Category	Recommended model id	Notes
Fast	openai/gpt-oss-20b	MoE, very low TTFT, used for the classifier itself
Balanced	qwen/qwen3-30b-a3b-instruct	3B active params, broad capability
Reasoning	deepseek/deepseek-r1-distill-llama-70b	or anthropic/claude-haiku-4-5 if you want hosted Claude
Long context	google/gemini-2.5-flash	1M token context, fast
Vision	qwen/qwen3-vl-235b-a22b-instruct	strong VL model, MoE
Code	qwen/qwen3-coder-30b	or anthropic/claude-sonnet-4-6 for top-tier review

These are starting points — OpenRouter’s catalog evolves quickly. Consult openrouter.ai/models ↗ for current pricing, latency, and ZDR availability per route.

OpenRouter is a meta-provider: prompts may pass through different upstream model providers depending on the model id you select. Some routes support ZDR (zero-data-retention) — opt in at openrouter.ai/settings/privacy ↗.

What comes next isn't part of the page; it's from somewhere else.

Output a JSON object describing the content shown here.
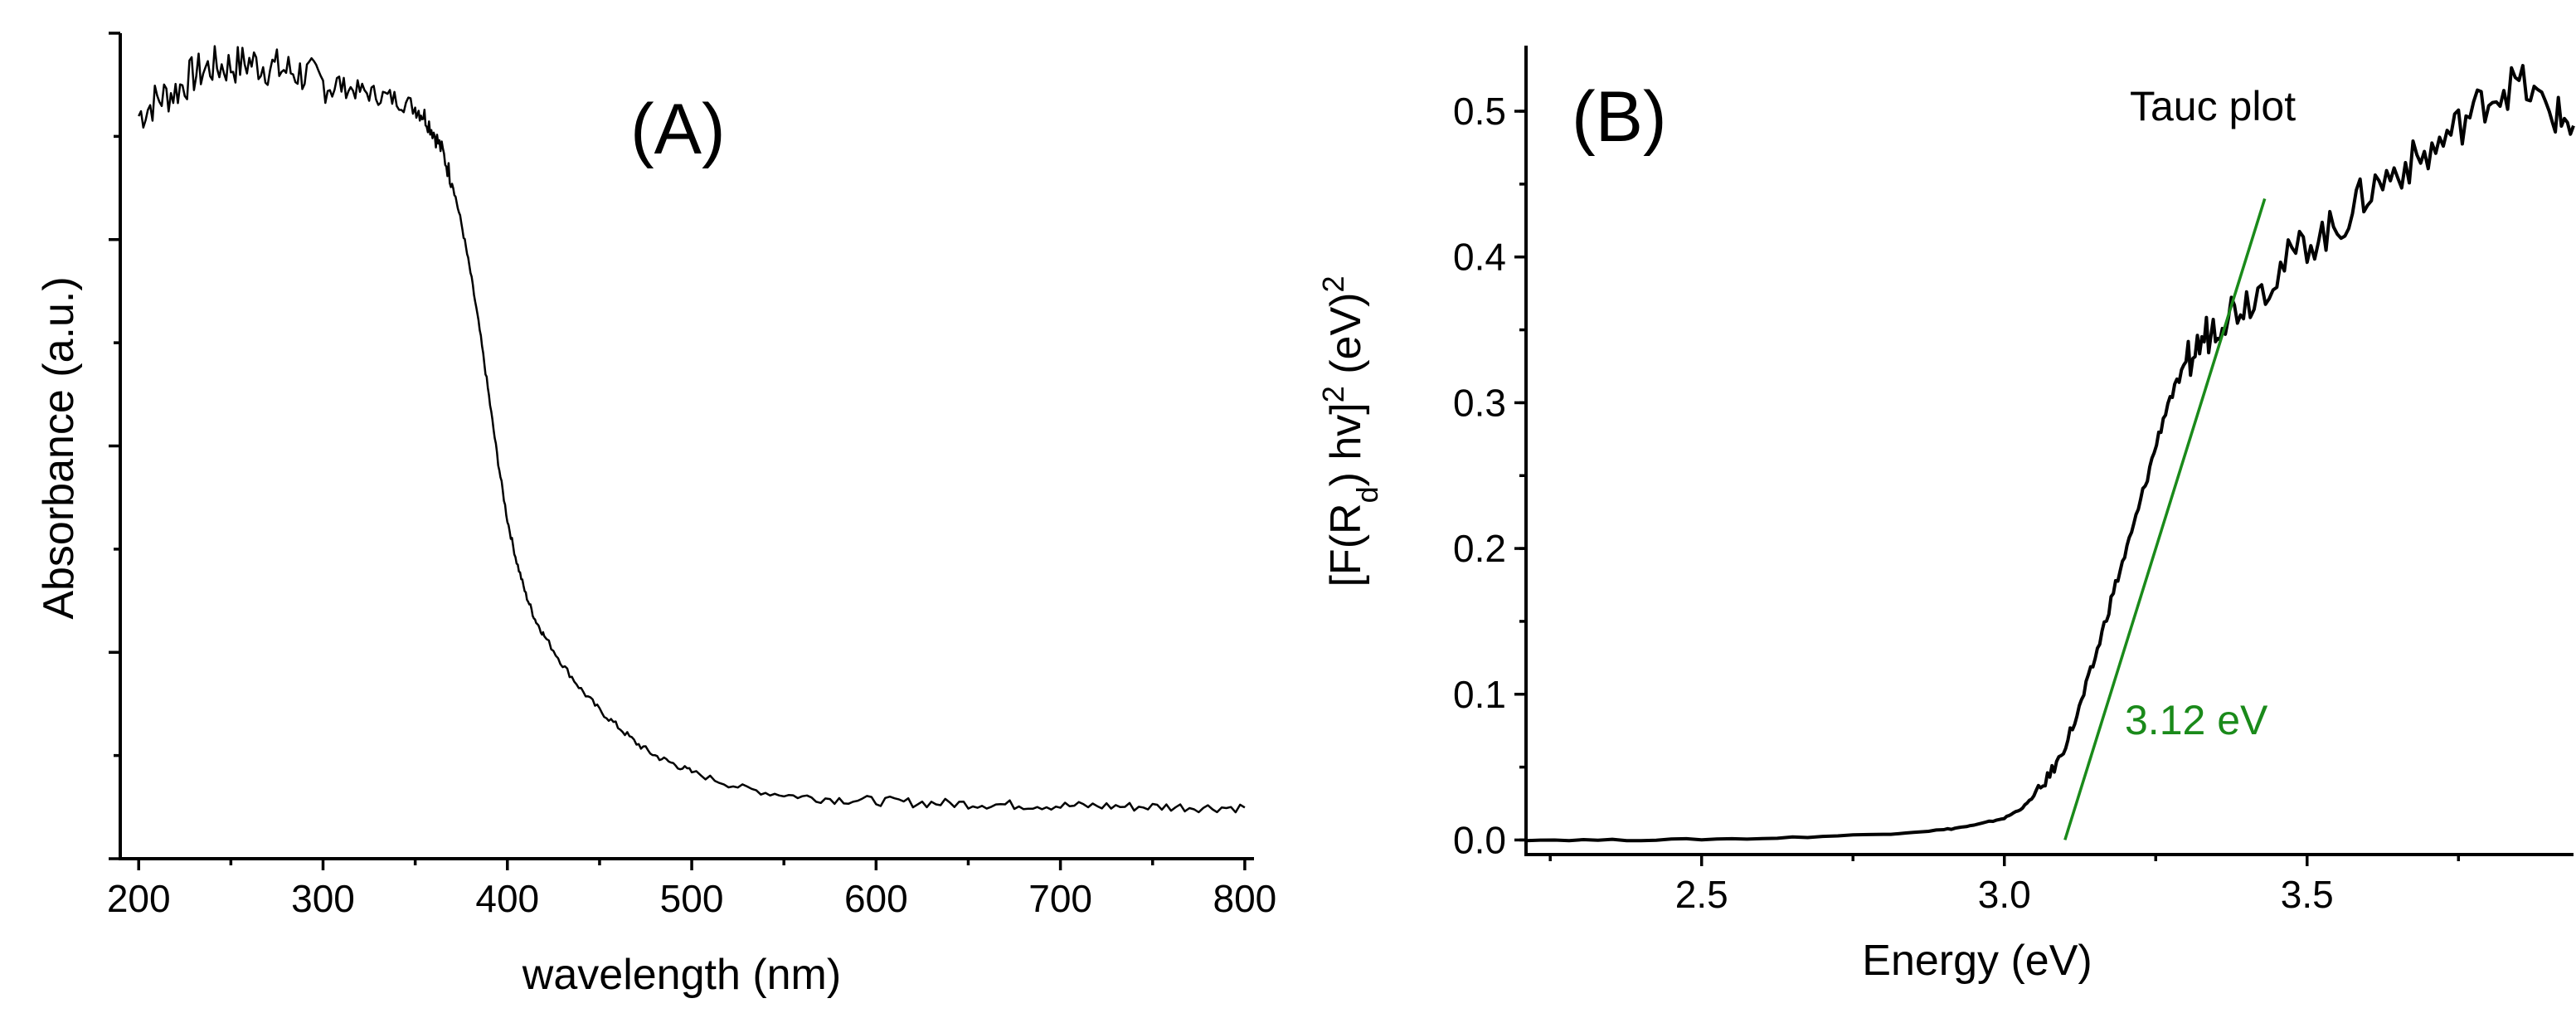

What ownify sees vs. doesn't

With BYO active, every LLM call — including the auto-router classifier call that picks a category for each request — flows through your dedicated, per-tenant ownify-router pod directly to your provider. The shared platform LiteLLM is not in the path: no shared ownify component sees prompts or completions.

ownify still records	ownify does NOT see
Audit metadata (which channel triggered a call, when, the agent slug) Skill execution + memory ACL events Pod health + restarts	Prompt content Completion content Spend (ownify can’t enforce caps for BYO providers)

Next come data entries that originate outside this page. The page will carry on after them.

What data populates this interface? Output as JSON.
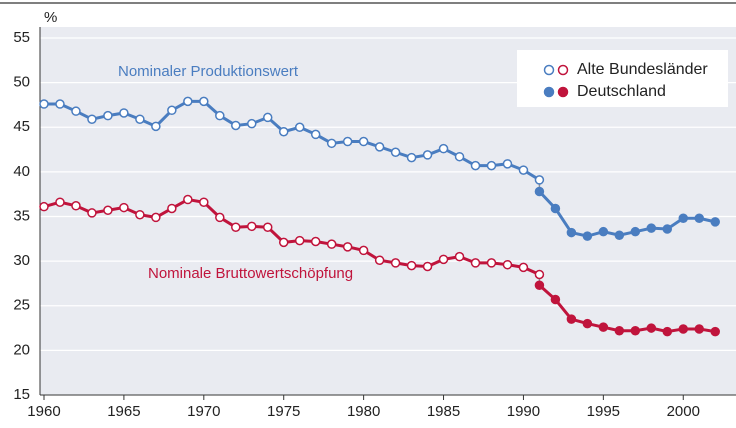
{
  "chart_data": {
    "type": "line",
    "y_unit_label": "%",
    "xlim": [
      1959.75,
      2003.3
    ],
    "xticks": [
      1960,
      1965,
      1970,
      1975,
      1980,
      1985,
      1990,
      1995,
      2000
    ],
    "ylim": [
      15,
      55
    ],
    "yticks": [
      15,
      20,
      25,
      30,
      35,
      40,
      45,
      50,
      55
    ],
    "grid": true,
    "legend_position": "upper right",
    "legend": [
      {
        "label": "Alte Bundesländer",
        "marker": "open"
      },
      {
        "label": "Deutschland",
        "marker": "filled"
      }
    ],
    "series": [
      {
        "name": "Nominaler Produktionswert",
        "color": "#4a7dc0",
        "parts": [
          {
            "x": [
              1960,
              1961,
              1962,
              1963,
              1964,
              1965,
              1966,
              1967,
              1968,
              1969,
              1970,
              1971,
              1972,
              1973,
              1974,
              1975,
              1976,
              1977,
              1978,
              1979,
              1980,
              1981,
              1982,
              1983,
              1984,
              1985,
              1986,
              1987,
              1988,
              1989,
              1990,
              1991
            ],
            "values": [
              47.6,
              47.6,
              46.8,
              45.9,
              46.3,
              46.6,
              45.9,
              45.1,
              46.9,
              47.9,
              47.9,
              46.3,
              45.2,
              45.4,
              46.1,
              44.5,
              45.0,
              44.2,
              43.2,
              43.4,
              43.4,
              42.8,
              42.2,
              41.6,
              41.9,
              42.6,
              41.7,
              40.7,
              40.7,
              40.9,
              40.2,
              39.1
            ]
          },
          {
            "x": [
              1991,
              1992,
              1993,
              1994,
              1995,
              1996,
              1997,
              1998,
              1999,
              2000,
              2001,
              2002
            ],
            "values": [
              37.8,
              35.9,
              33.2,
              32.8,
              33.3,
              32.9,
              33.3,
              33.7,
              33.6,
              34.8,
              34.8,
              34.4
            ]
          }
        ]
      },
      {
        "name": "Nominale Bruttowertschöpfung",
        "color": "#c0143c",
        "parts": [
          {
            "x": [
              1960,
              1961,
              1962,
              1963,
              1964,
              1965,
              1966,
              1967,
              1968,
              1969,
              1970,
              1971,
              1972,
              1973,
              1974,
              1975,
              1976,
              1977,
              1978,
              1979,
              1980,
              1981,
              1982,
              1983,
              1984,
              1985,
              1986,
              1987,
              1988,
              1989,
              1990,
              1991
            ],
            "values": [
              36.1,
              36.6,
              36.2,
              35.4,
              35.7,
              36.0,
              35.2,
              34.9,
              35.9,
              36.9,
              36.6,
              34.9,
              33.8,
              33.9,
              33.8,
              32.1,
              32.3,
              32.2,
              31.9,
              31.6,
              31.2,
              30.1,
              29.8,
              29.5,
              29.4,
              30.2,
              30.5,
              29.8,
              29.8,
              29.6,
              29.3,
              28.5
            ]
          },
          {
            "x": [
              1991,
              1992,
              1993,
              1994,
              1995,
              1996,
              1997,
              1998,
              1999,
              2000,
              2001,
              2002
            ],
            "values": [
              27.3,
              25.7,
              23.5,
              23.0,
              22.6,
              22.2,
              22.2,
              22.5,
              22.1,
              22.4,
              22.4,
              22.1
            ]
          }
        ]
      }
    ]
  }
}
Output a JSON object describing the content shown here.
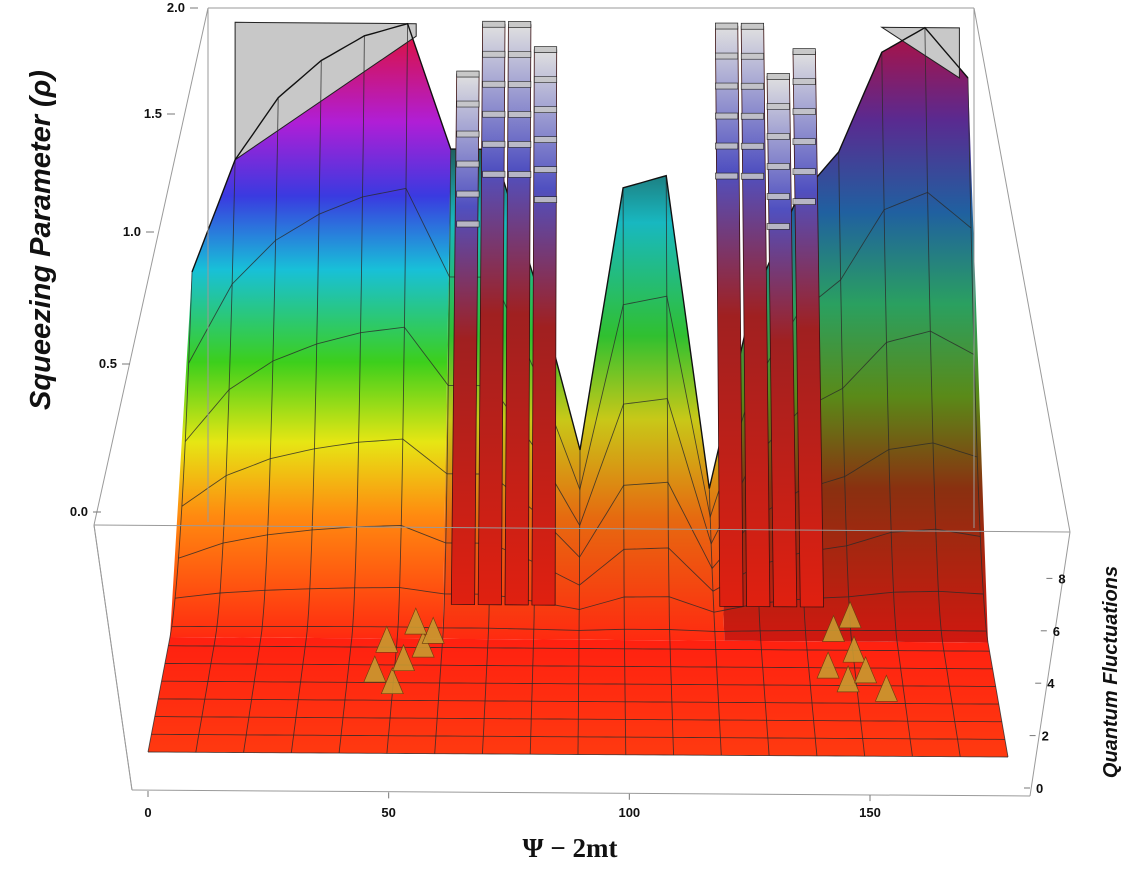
{
  "chart_data": {
    "type": "surface3d",
    "title": "",
    "xlabel": "Ψ − 2mt",
    "ylabel": "Quantum Fluctuations",
    "zlabel": "Squeezing Parameter (ρ)",
    "x_ticks": [
      "0",
      "50",
      "100",
      "150"
    ],
    "y_ticks": [
      "0",
      "2",
      "4",
      "6",
      "8"
    ],
    "z_ticks": [
      "2.0",
      "1.5",
      "1.0",
      "0.5",
      "0.0"
    ],
    "xlim": [
      0,
      180
    ],
    "ylim": [
      0,
      10
    ],
    "zlim": [
      0,
      2
    ],
    "colormap": "rainbow (red low → yellow → green → cyan → blue → magenta high)",
    "clip_color": "#c8c8c8",
    "grid": true,
    "boxed": true,
    "x_sample": [
      0,
      10,
      20,
      30,
      40,
      50,
      60,
      70,
      80,
      90,
      100,
      110,
      120,
      130,
      140,
      150,
      160,
      170,
      180
    ],
    "profile_back": [
      1.0,
      1.45,
      1.7,
      1.85,
      1.95,
      2.0,
      1.5,
      1.5,
      0.95,
      0.3,
      1.35,
      1.4,
      0.15,
      0.9,
      1.3,
      1.5,
      1.9,
      2.0,
      1.8
    ],
    "spike_x": [
      64,
      70,
      76,
      82,
      124,
      130,
      136,
      142
    ],
    "spike_height": [
      1.8,
      2.0,
      2.0,
      1.9,
      2.0,
      2.0,
      1.8,
      1.9
    ]
  }
}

Langfuse traces are skipped for BYO calls so prompts and completions never land in ownify’s observability stack.

Token counts (prompt_tokens, completion_tokens) are captured from your provider’s API responses for usage display. Prompts and completions are never seen or stored by ownify.

Failure modes

Invalid / expired key: the agent surfaces the provider’s error verbatim. There is no fallback to ownify-managed — by design, so spend never sneaks back onto your ownify bill.
Rate limited: same as above — the provider’s 429 propagates. Your provider dashboard is the source of truth for limits.
Provider down (5xx / unreachable): if your BYO provider returns a 5xx error or is unreachable, requests may transparently fall back to ownify-managed models. These fallback requests are tracked separately in your usage dashboard.
Model not available: if the default model id doesn’t exist on your subscription, the provider returns a model-not-found error. Edit the default model on the LLM page and save.

Privacy note

With BYO, your prompts and completions are governed by your provider’s privacy policy — review ollama.com/privacy, openai.com/policies/privacy-policy, or your custom endpoint’s terms before sending sensitive data. ownify stores audit metadata only.